Recommendation Grading

Disclaimer

The information in this patient summary should not be used as a substitute for professional medical care or advice. Contact a health care provider if you have questions about your health.

Overview

Title

Diagnosis and Management of Cryptococcosis

Authoring Organizations

International Society for Human & Animal Mycology

European Confederation of Medical Mycology

Endorsing Organization

American Society for Microbiology

Publication Month/Year

February 8, 2024

Last Updated Month/Year

April 1, 2024

Document Type

Guideline

Country of Publication

Global

Document Objectives

Cryptococcosis is a major worldwide disseminated invasive fungal infection. Cryptococcosis, particularly in its most lethal manifestation of cryptococcal meningitis, accounts for substantial mortality and morbidity. The breadth of the clinical cryptococcosis syndromes, the different patient types at-risk and affected, and the vastly disparate resource settings where clinicians practice pose a complex array of challenges. Expert contributors from diverse regions of the world have collated data, reviewed the evidence, and provided insightful guideline recommendations for health practitioners across the globe. This guideline offers updated practical guidance and implementable recommendations on the clinical approaches, screening, diagnosis, management, and follow-up care of a patient with cryptococcosis and serves as a comprehensive synthesis of current evidence on cryptococcosis.
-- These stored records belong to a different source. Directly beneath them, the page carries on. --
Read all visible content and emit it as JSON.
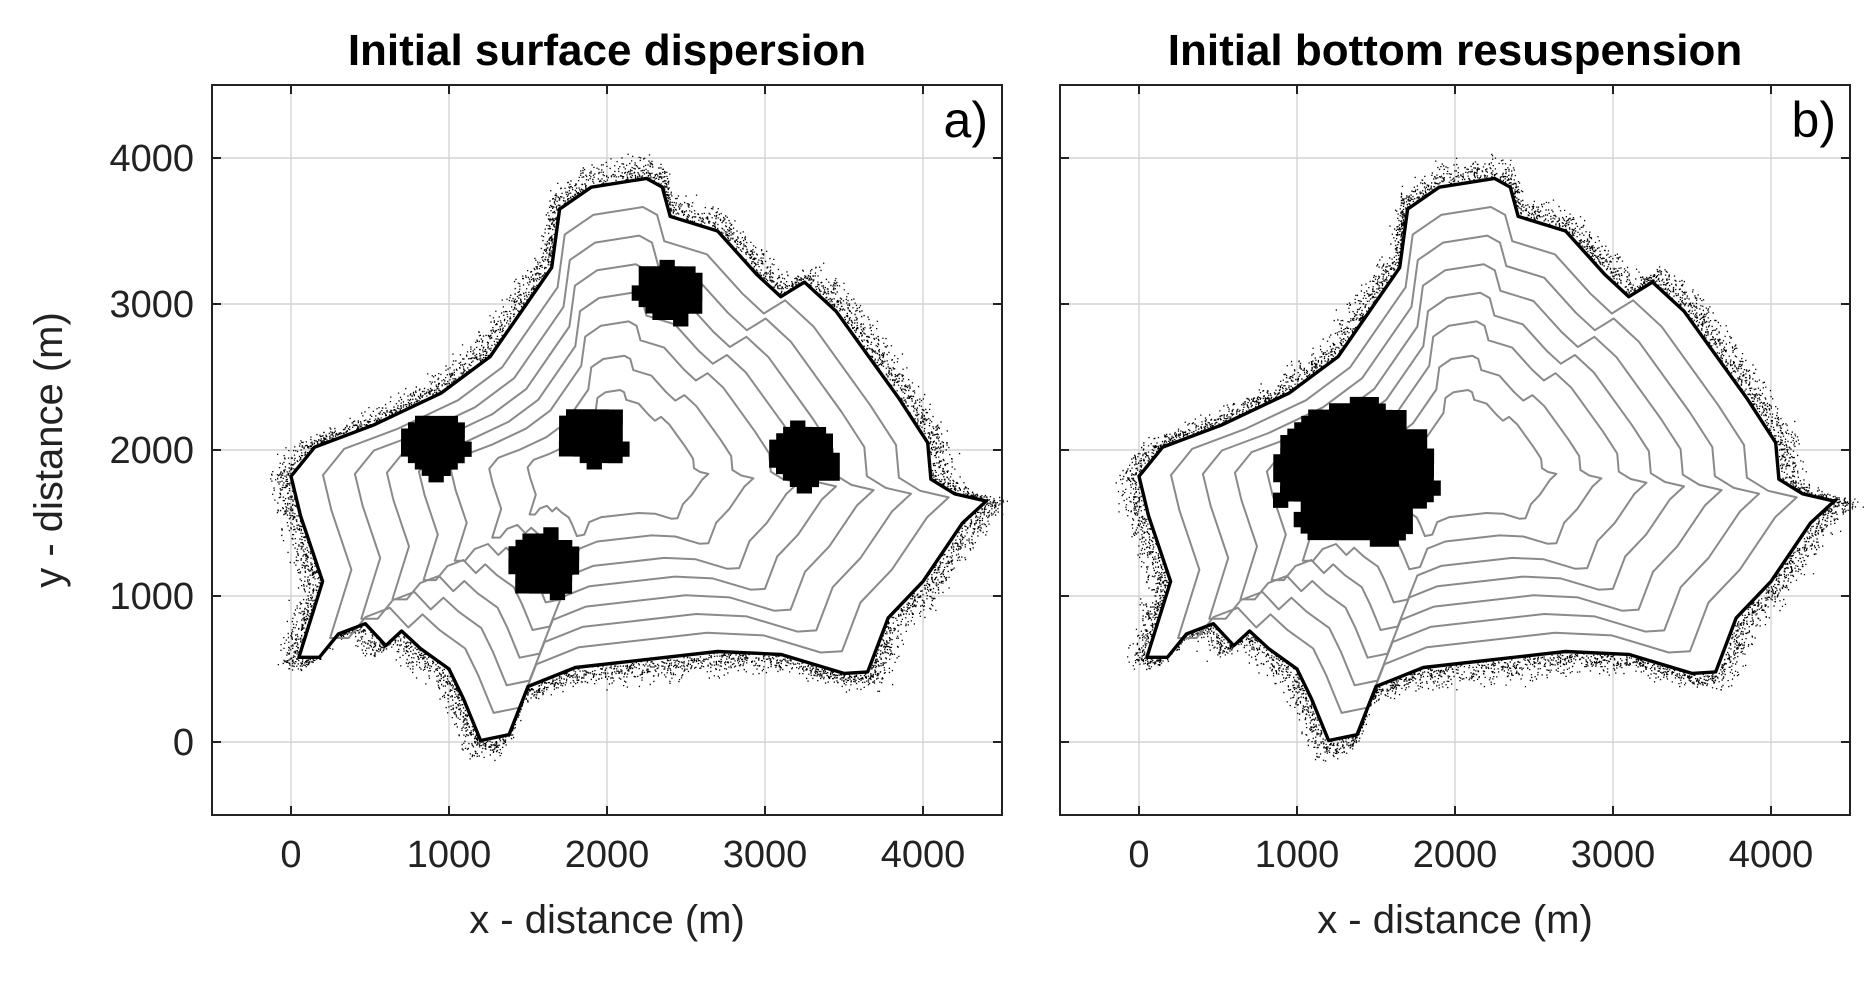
{
  "chart_data": [
    {
      "type": "scatter",
      "title": "Initial surface dispersion",
      "panel_label": "a)",
      "xlabel": "x - distance (m)",
      "ylabel": "y - distance (m)",
      "xlim": [
        -500,
        4500
      ],
      "ylim": [
        -500,
        4500
      ],
      "xticks": [
        0,
        1000,
        2000,
        3000,
        4000
      ],
      "yticks": [
        0,
        1000,
        2000,
        3000,
        4000
      ],
      "xtick_labels": [
        "0",
        "1000",
        "2000",
        "3000",
        "4000"
      ],
      "ytick_labels": [
        "0",
        "1000",
        "2000",
        "3000",
        "4000"
      ],
      "grid": true,
      "show_ytick_labels": true,
      "release_clusters": [
        {
          "x": 920,
          "y": 2040,
          "radius": 210
        },
        {
          "x": 1920,
          "y": 2100,
          "radius": 190
        },
        {
          "x": 2380,
          "y": 3080,
          "radius": 190
        },
        {
          "x": 3250,
          "y": 1950,
          "radius": 200
        },
        {
          "x": 1600,
          "y": 1220,
          "radius": 200
        }
      ]
    },
    {
      "type": "scatter",
      "title": "Initial bottom resuspension",
      "panel_label": "b)",
      "xlabel": "x - distance (m)",
      "ylabel": "",
      "xlim": [
        -500,
        4500
      ],
      "ylim": [
        -500,
        4500
      ],
      "xticks": [
        0,
        1000,
        2000,
        3000,
        4000
      ],
      "yticks": [
        0,
        1000,
        2000,
        3000,
        4000
      ],
      "xtick_labels": [
        "0",
        "1000",
        "2000",
        "3000",
        "4000"
      ],
      "ytick_labels": [],
      "grid": true,
      "show_ytick_labels": false,
      "release_clusters": [
        {
          "x": 1380,
          "y": 1850,
          "radius": 480
        }
      ]
    }
  ],
  "lake_outline_m": [
    [
      0,
      1820
    ],
    [
      150,
      2020
    ],
    [
      520,
      2170
    ],
    [
      950,
      2390
    ],
    [
      1260,
      2640
    ],
    [
      1650,
      3250
    ],
    [
      1700,
      3650
    ],
    [
      1900,
      3800
    ],
    [
      2250,
      3860
    ],
    [
      2350,
      3800
    ],
    [
      2400,
      3600
    ],
    [
      2700,
      3500
    ],
    [
      2950,
      3200
    ],
    [
      3100,
      3050
    ],
    [
      3250,
      3150
    ],
    [
      3450,
      2950
    ],
    [
      3850,
      2350
    ],
    [
      4030,
      2050
    ],
    [
      4050,
      1800
    ],
    [
      4200,
      1700
    ],
    [
      4400,
      1650
    ],
    [
      4250,
      1500
    ],
    [
      4000,
      1100
    ],
    [
      3780,
      850
    ],
    [
      3650,
      480
    ],
    [
      3500,
      470
    ],
    [
      3100,
      600
    ],
    [
      2700,
      620
    ],
    [
      1800,
      510
    ],
    [
      1500,
      380
    ],
    [
      1380,
      50
    ],
    [
      1200,
      10
    ],
    [
      1090,
      300
    ],
    [
      1000,
      500
    ],
    [
      820,
      640
    ],
    [
      700,
      760
    ],
    [
      600,
      660
    ],
    [
      470,
      810
    ],
    [
      300,
      740
    ],
    [
      180,
      580
    ],
    [
      50,
      580
    ],
    [
      200,
      1100
    ],
    [
      60,
      1550
    ]
  ],
  "colors": {
    "outline": "#000000",
    "contours": "#8a8a8a",
    "particles": "#000000",
    "grid": "#d4d4d4",
    "background": "#ffffff"
  }
}
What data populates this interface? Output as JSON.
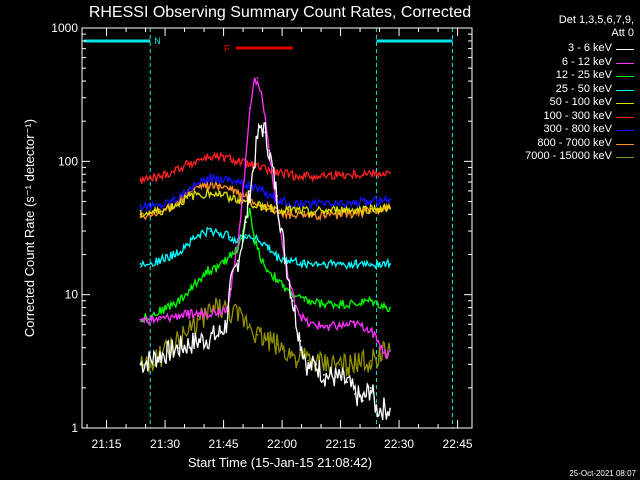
{
  "chart_data": {
    "type": "line",
    "title": "RHESSI Observing Summary Count Rates, Corrected",
    "ylabel": "Corrected Count Rate (s⁻¹ detector⁻¹)",
    "xlabel": "Start Time (15-Jan-15 21:08:42)",
    "y_scale": "log",
    "ylim": [
      1,
      1000
    ],
    "y_ticks": [
      1,
      10,
      100,
      1000
    ],
    "y_tick_labels": [
      "1",
      "10",
      "100",
      "1000"
    ],
    "x_unit": "minutes after 21:08:42",
    "xlim": [
      0,
      100
    ],
    "x_ticks": [
      6.3,
      21.3,
      36.3,
      51.3,
      66.3,
      81.3,
      96.3
    ],
    "x_tick_labels": [
      "21:15",
      "21:30",
      "21:45",
      "22:00",
      "22:15",
      "22:30",
      "22:45"
    ],
    "legend_title": "Det 1,3,5,6,7,9,\nAtt 0",
    "legend_position": "right",
    "annotations": {
      "night_label": "N",
      "flare_label": "F",
      "night_intervals": [
        [
          0.5,
          17.5
        ],
        [
          75.5,
          95.0
        ]
      ],
      "flare_interval": [
        39.5,
        54.0
      ],
      "boundary_lines": [
        17.5,
        75.5,
        95.0
      ],
      "colors": {
        "night": "#00e5e5",
        "flare": "#e00000"
      }
    },
    "series": [
      {
        "name": "3 - 6 keV",
        "color": "#ffffff",
        "points": [
          [
            15,
            3
          ],
          [
            20,
            3.5
          ],
          [
            25,
            4
          ],
          [
            30,
            4.5
          ],
          [
            35,
            5
          ],
          [
            37,
            6
          ],
          [
            38,
            11
          ],
          [
            40,
            18
          ],
          [
            42,
            35
          ],
          [
            43,
            60
          ],
          [
            44,
            90
          ],
          [
            45,
            150
          ],
          [
            46,
            185
          ],
          [
            47,
            165
          ],
          [
            48,
            120
          ],
          [
            50,
            55
          ],
          [
            52,
            20
          ],
          [
            54,
            9
          ],
          [
            56,
            4.5
          ],
          [
            58,
            2.8
          ],
          [
            60,
            3
          ],
          [
            62,
            2.5
          ],
          [
            65,
            2.4
          ],
          [
            68,
            2.2
          ],
          [
            70,
            1.8
          ],
          [
            72,
            1.6
          ],
          [
            74,
            2
          ],
          [
            75.5,
            1.4
          ],
          [
            79,
            1.4
          ]
        ]
      },
      {
        "name": "6 - 12 keV",
        "color": "#ff30ff",
        "points": [
          [
            15,
            6.5
          ],
          [
            20,
            6.5
          ],
          [
            25,
            7
          ],
          [
            30,
            7.2
          ],
          [
            35,
            7.5
          ],
          [
            37,
            8
          ],
          [
            38,
            10
          ],
          [
            40,
            25
          ],
          [
            42,
            100
          ],
          [
            43,
            250
          ],
          [
            44,
            390
          ],
          [
            45,
            420
          ],
          [
            46,
            320
          ],
          [
            47,
            210
          ],
          [
            48,
            120
          ],
          [
            50,
            45
          ],
          [
            52,
            18
          ],
          [
            54,
            10
          ],
          [
            56,
            7
          ],
          [
            58,
            6
          ],
          [
            62,
            5.8
          ],
          [
            66,
            5.8
          ],
          [
            70,
            6
          ],
          [
            74,
            5.5
          ],
          [
            76,
            4.5
          ],
          [
            78,
            3.5
          ],
          [
            79,
            3.8
          ]
        ]
      },
      {
        "name": "12 - 25 keV",
        "color": "#00ff00",
        "points": [
          [
            15,
            6.5
          ],
          [
            20,
            7.5
          ],
          [
            25,
            9
          ],
          [
            28,
            11
          ],
          [
            30,
            13
          ],
          [
            32,
            15
          ],
          [
            35,
            16
          ],
          [
            37,
            18
          ],
          [
            38,
            20
          ],
          [
            40,
            22
          ],
          [
            42,
            35
          ],
          [
            43,
            42
          ],
          [
            44,
            28
          ],
          [
            45,
            22
          ],
          [
            47,
            16
          ],
          [
            50,
            13
          ],
          [
            52,
            11
          ],
          [
            54,
            10
          ],
          [
            57,
            9
          ],
          [
            62,
            8.5
          ],
          [
            66,
            8.5
          ],
          [
            70,
            8.5
          ],
          [
            74,
            9
          ],
          [
            76,
            8.5
          ],
          [
            78,
            8
          ],
          [
            79,
            8
          ]
        ]
      },
      {
        "name": "25 - 50 keV",
        "color": "#00ffff",
        "points": [
          [
            15,
            17
          ],
          [
            20,
            18
          ],
          [
            24,
            20
          ],
          [
            27,
            24
          ],
          [
            30,
            28
          ],
          [
            33,
            30
          ],
          [
            35,
            29
          ],
          [
            38,
            27
          ],
          [
            40,
            26
          ],
          [
            42,
            28
          ],
          [
            45,
            26
          ],
          [
            48,
            22
          ],
          [
            50,
            19
          ],
          [
            53,
            18
          ],
          [
            57,
            17
          ],
          [
            62,
            17
          ],
          [
            66,
            17
          ],
          [
            70,
            17
          ],
          [
            74,
            17
          ],
          [
            76,
            17
          ],
          [
            79,
            17
          ]
        ]
      },
      {
        "name": "50 - 100 keV",
        "color": "#e0e000",
        "points": [
          [
            15,
            40
          ],
          [
            20,
            42
          ],
          [
            24,
            47
          ],
          [
            27,
            53
          ],
          [
            30,
            57
          ],
          [
            33,
            58
          ],
          [
            35,
            57
          ],
          [
            38,
            54
          ],
          [
            40,
            51
          ],
          [
            43,
            49
          ],
          [
            46,
            46
          ],
          [
            50,
            44
          ],
          [
            53,
            43
          ],
          [
            57,
            42
          ],
          [
            62,
            42
          ],
          [
            66,
            43
          ],
          [
            70,
            43
          ],
          [
            74,
            44
          ],
          [
            76,
            44
          ],
          [
            79,
            44
          ]
        ]
      },
      {
        "name": "100 - 300 keV",
        "color": "#ff2020",
        "points": [
          [
            15,
            72
          ],
          [
            20,
            76
          ],
          [
            24,
            86
          ],
          [
            27,
            95
          ],
          [
            30,
            103
          ],
          [
            33,
            108
          ],
          [
            35,
            107
          ],
          [
            38,
            104
          ],
          [
            40,
            100
          ],
          [
            43,
            95
          ],
          [
            46,
            88
          ],
          [
            50,
            82
          ],
          [
            53,
            79
          ],
          [
            57,
            78
          ],
          [
            62,
            78
          ],
          [
            66,
            79
          ],
          [
            70,
            80
          ],
          [
            74,
            81
          ],
          [
            76,
            81
          ],
          [
            79,
            82
          ]
        ]
      },
      {
        "name": "300 - 800 keV",
        "color": "#1010ff",
        "points": [
          [
            15,
            46
          ],
          [
            20,
            47
          ],
          [
            24,
            53
          ],
          [
            27,
            60
          ],
          [
            30,
            68
          ],
          [
            33,
            74
          ],
          [
            35,
            75
          ],
          [
            38,
            74
          ],
          [
            40,
            70
          ],
          [
            43,
            66
          ],
          [
            46,
            60
          ],
          [
            50,
            52
          ],
          [
            53,
            48
          ],
          [
            57,
            47
          ],
          [
            62,
            48
          ],
          [
            66,
            48
          ],
          [
            70,
            49
          ],
          [
            74,
            50
          ],
          [
            76,
            51
          ],
          [
            79,
            52
          ]
        ]
      },
      {
        "name": "800 - 7000 keV",
        "color": "#ff9020",
        "points": [
          [
            15,
            38
          ],
          [
            20,
            41
          ],
          [
            24,
            49
          ],
          [
            27,
            57
          ],
          [
            30,
            64
          ],
          [
            33,
            67
          ],
          [
            35,
            66
          ],
          [
            38,
            62
          ],
          [
            40,
            58
          ],
          [
            43,
            53
          ],
          [
            46,
            47
          ],
          [
            50,
            42
          ],
          [
            53,
            40
          ],
          [
            57,
            39
          ],
          [
            62,
            39
          ],
          [
            66,
            40
          ],
          [
            70,
            41
          ],
          [
            74,
            42
          ],
          [
            76,
            43
          ],
          [
            79,
            45
          ]
        ]
      },
      {
        "name": "7000 - 15000 keV",
        "color": "#909000",
        "points": [
          [
            15,
            3
          ],
          [
            20,
            3.4
          ],
          [
            25,
            4.5
          ],
          [
            28,
            5.5
          ],
          [
            30,
            6.5
          ],
          [
            33,
            7.5
          ],
          [
            35,
            8
          ],
          [
            37,
            7.5
          ],
          [
            40,
            6.8
          ],
          [
            43,
            6
          ],
          [
            45,
            5
          ],
          [
            48,
            4.5
          ],
          [
            50,
            4.2
          ],
          [
            52,
            3.8
          ],
          [
            54,
            3.5
          ],
          [
            58,
            3.2
          ],
          [
            62,
            3
          ],
          [
            66,
            3
          ],
          [
            70,
            3
          ],
          [
            74,
            3.2
          ],
          [
            76,
            3.5
          ],
          [
            79,
            3.8
          ]
        ]
      }
    ]
  },
  "footer_date": "25-Oct-2021 08:07"
}
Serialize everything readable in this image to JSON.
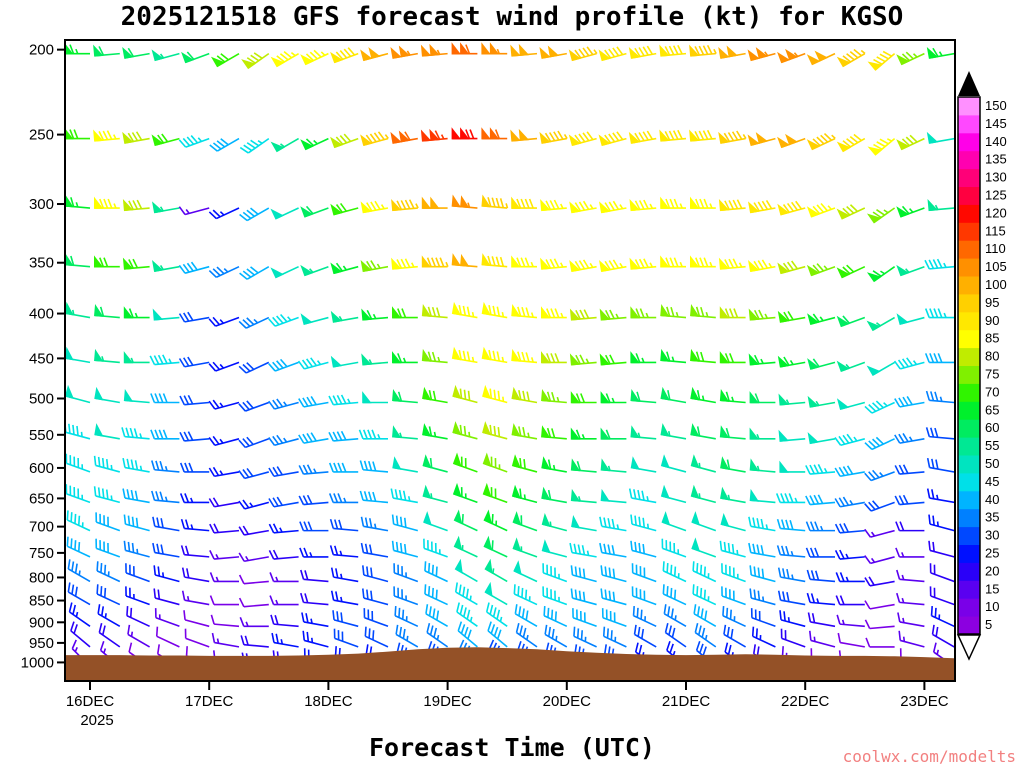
{
  "watermark": "coolwx.com/modelts",
  "chart_data": {
    "type": "wind-barb-time-height",
    "title": "2025121518 GFS forecast wind profile (kt) for KGSO",
    "x_axis_title": "Forecast Time (UTC)",
    "year_label": "2025",
    "x_tick_labels": [
      "16DEC",
      "17DEC",
      "18DEC",
      "19DEC",
      "20DEC",
      "21DEC",
      "22DEC",
      "23DEC"
    ],
    "y_tick_labels": [
      "200",
      "250",
      "300",
      "350",
      "400",
      "450",
      "500",
      "550",
      "600",
      "650",
      "700",
      "750",
      "800",
      "850",
      "900",
      "950",
      "1000"
    ],
    "levels_hpa": [
      200,
      250,
      300,
      350,
      400,
      450,
      500,
      550,
      600,
      650,
      700,
      750,
      800,
      850,
      900,
      950,
      1000
    ],
    "time_step_hours": 6,
    "speed_units": "kt",
    "speeds_kt": [
      [
        65,
        60,
        60,
        55,
        60,
        70,
        80,
        85,
        85,
        90,
        100,
        105,
        105,
        110,
        105,
        100,
        100,
        95,
        90,
        90,
        90,
        95,
        100,
        105,
        105,
        100,
        95,
        90,
        75,
        65
      ],
      [
        70,
        85,
        80,
        70,
        45,
        40,
        45,
        55,
        65,
        80,
        95,
        110,
        115,
        120,
        110,
        100,
        95,
        90,
        90,
        90,
        90,
        90,
        95,
        100,
        100,
        95,
        90,
        85,
        80,
        50
      ],
      [
        65,
        85,
        80,
        55,
        15,
        25,
        40,
        50,
        60,
        70,
        85,
        95,
        100,
        105,
        95,
        90,
        85,
        85,
        85,
        85,
        85,
        85,
        90,
        90,
        90,
        85,
        80,
        75,
        65,
        55
      ],
      [
        60,
        70,
        70,
        55,
        40,
        35,
        40,
        50,
        55,
        65,
        75,
        85,
        95,
        100,
        90,
        85,
        85,
        85,
        85,
        85,
        85,
        85,
        85,
        85,
        80,
        75,
        70,
        65,
        55,
        45
      ],
      [
        55,
        60,
        65,
        50,
        30,
        25,
        35,
        45,
        50,
        55,
        65,
        70,
        80,
        85,
        85,
        85,
        85,
        80,
        75,
        75,
        75,
        75,
        80,
        75,
        70,
        65,
        60,
        55,
        50,
        45
      ],
      [
        50,
        55,
        55,
        45,
        30,
        25,
        30,
        40,
        45,
        50,
        55,
        65,
        75,
        85,
        85,
        85,
        80,
        75,
        70,
        65,
        65,
        70,
        70,
        65,
        65,
        60,
        55,
        50,
        45,
        40
      ],
      [
        50,
        50,
        50,
        40,
        30,
        25,
        30,
        35,
        40,
        45,
        50,
        60,
        70,
        80,
        85,
        80,
        75,
        70,
        65,
        60,
        60,
        65,
        65,
        60,
        55,
        55,
        50,
        45,
        40,
        35
      ],
      [
        45,
        50,
        45,
        40,
        30,
        25,
        30,
        35,
        40,
        40,
        45,
        55,
        65,
        75,
        80,
        75,
        70,
        65,
        60,
        55,
        55,
        60,
        60,
        55,
        50,
        50,
        45,
        40,
        35,
        30
      ],
      [
        45,
        45,
        45,
        35,
        30,
        25,
        30,
        30,
        35,
        40,
        40,
        50,
        60,
        70,
        75,
        70,
        65,
        60,
        55,
        50,
        50,
        55,
        60,
        55,
        50,
        45,
        40,
        35,
        30,
        30
      ],
      [
        45,
        45,
        40,
        35,
        25,
        20,
        25,
        30,
        30,
        35,
        40,
        45,
        55,
        65,
        70,
        65,
        60,
        55,
        50,
        45,
        50,
        55,
        55,
        50,
        45,
        40,
        35,
        30,
        30,
        25
      ],
      [
        45,
        40,
        40,
        30,
        25,
        20,
        20,
        25,
        30,
        30,
        35,
        40,
        50,
        60,
        65,
        60,
        55,
        50,
        45,
        45,
        50,
        50,
        50,
        45,
        40,
        35,
        30,
        15,
        20,
        25
      ],
      [
        40,
        40,
        35,
        30,
        20,
        15,
        15,
        20,
        25,
        25,
        30,
        40,
        45,
        55,
        60,
        55,
        50,
        45,
        40,
        40,
        45,
        50,
        45,
        40,
        35,
        30,
        25,
        15,
        15,
        20
      ],
      [
        35,
        35,
        30,
        25,
        20,
        15,
        10,
        15,
        20,
        25,
        30,
        35,
        40,
        50,
        55,
        50,
        45,
        40,
        40,
        40,
        45,
        45,
        45,
        40,
        35,
        30,
        25,
        20,
        15,
        20
      ],
      [
        30,
        30,
        25,
        20,
        15,
        10,
        10,
        15,
        20,
        25,
        30,
        35,
        40,
        45,
        50,
        45,
        45,
        40,
        40,
        40,
        40,
        45,
        40,
        35,
        30,
        25,
        20,
        10,
        15,
        20
      ],
      [
        25,
        25,
        20,
        15,
        10,
        10,
        15,
        20,
        25,
        30,
        30,
        35,
        40,
        45,
        45,
        40,
        40,
        40,
        40,
        35,
        35,
        40,
        35,
        30,
        25,
        20,
        15,
        10,
        15,
        25
      ],
      [
        20,
        20,
        15,
        10,
        10,
        15,
        20,
        25,
        25,
        30,
        30,
        35,
        35,
        40,
        40,
        35,
        35,
        35,
        35,
        30,
        30,
        35,
        30,
        25,
        20,
        15,
        10,
        10,
        15,
        20
      ],
      [
        15,
        15,
        10,
        10,
        10,
        15,
        20,
        20,
        25,
        25,
        25,
        30,
        30,
        35,
        30,
        30,
        30,
        30,
        30,
        25,
        25,
        30,
        25,
        20,
        15,
        10,
        10,
        5,
        10,
        15
      ]
    ],
    "wind_dir_from_deg_base": [
      260,
      260,
      265,
      265,
      270,
      270,
      275,
      275,
      280,
      280,
      285,
      285,
      290,
      290,
      295,
      300,
      305
    ],
    "wind_dir_offset_deg": [
      10,
      5,
      0,
      -5,
      -10,
      -20,
      -25,
      -20,
      -15,
      -10,
      -5,
      0,
      5,
      10,
      10,
      5,
      0,
      -5,
      -5,
      0,
      5,
      5,
      0,
      -5,
      -10,
      -15,
      -20,
      -30,
      -15,
      0
    ],
    "terrain": {
      "color": "#945127",
      "surface_pressure_hpa": [
        981,
        981,
        982,
        982,
        983,
        983,
        983,
        982,
        980,
        977,
        972,
        966,
        962,
        961,
        963,
        966,
        971,
        975,
        978,
        980,
        981,
        980,
        979,
        980,
        982,
        983,
        983,
        984,
        986,
        989
      ]
    },
    "colorbar": {
      "unit": "kt",
      "values": [
        5,
        10,
        15,
        20,
        25,
        30,
        35,
        40,
        45,
        50,
        55,
        60,
        65,
        70,
        75,
        80,
        85,
        90,
        95,
        100,
        105,
        110,
        115,
        120,
        125,
        130,
        135,
        140,
        145,
        150
      ],
      "colors": [
        "#8c00e0",
        "#7a00e8",
        "#5a00f0",
        "#2a00f8",
        "#0010ff",
        "#0048ff",
        "#0080ff",
        "#00b4ff",
        "#00e0e8",
        "#00e4c0",
        "#00e894",
        "#00ec60",
        "#00f02c",
        "#30f400",
        "#80f000",
        "#c0ec00",
        "#ffff00",
        "#ffe800",
        "#ffd000",
        "#ffb000",
        "#ff9000",
        "#ff6800",
        "#ff3800",
        "#ff0800",
        "#ff0040",
        "#ff0078",
        "#ff00b0",
        "#ff00e8",
        "#ff48ff",
        "#ff90ff"
      ],
      "over_color": "#000000",
      "under_color": "#ffffff"
    }
  }
}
This Review seeks to facilitate optimal clinical decision making on cryptococcosis and addresses the myriad of clinical complications by incorporating data from historical and contemporary clinical trials. This guideline is grounded on a set of core management principles, while acknowledging the practical challenges of antifungal access and resource limitations faced by many clinicians and patients. More than 70 societies internationally have endorsed the content, structure, evidence, recommendation, and pragmatic wisdom of this global cryptococcosis guideline to inform clinicians about the past, present, and future of care for a patient with cryptococcosis.
 

Inclusion Criteria

Male, Female, Adult, Older adult

Health Care Settings

Ambulatory, Outpatient

Intended Users

Nurse, nurse practitioner, physician, physician assistant

Scope

Treatment

Diseases/Conditions (MeSH)

D003453 - Cryptococcosis

Keywords

fungal infection, cryptococcosis

Source Citation

Chang CC, Harrison TS, Bicanic TA, Chayakulkeeree M, Sorrell TC, Warris A, Hagen F, Spec A, Oladele R, Govender NP, Chen SC, Mody CH, Groll AH, Chen YC, Lionakis MS, Alanio A, Castañeda E, Lizarazo J, Vidal JE, Takazono T, Hoenigl M, Alffenaar JW, Gangneux JP, Soman R, Zhu LP, Bonifaz A, Jarvis JN, Day JN, Klimko N, Salmanton-García J, Jouvion G, Meya DB, Lawrence D, Rahn S, Bongomin F, McMullan BJ, Sprute R, Nyazika TK, Beardsley J, Carlesse F, Heath CH, Ayanlowo OO, Mashedi OM, Queiroz-Telles Filho F, Hosseinipour MC, Patel AK, Temfack E, Singh N, Cornely OA, Boulware DR, Lortholary O, Pappas PG, Perfect JR. Global guideline for the diagnosis and management of cryptococcosis: an initiative of the ECMM and ISHAM in cooperation with the ASM. Lancet Infect Dis. 2024 Feb 9:S1473-3099(23)00731-4. doi: 10.1016/S1473-3099(23)00731-4. Epub ahead of print. PMID: 38346436.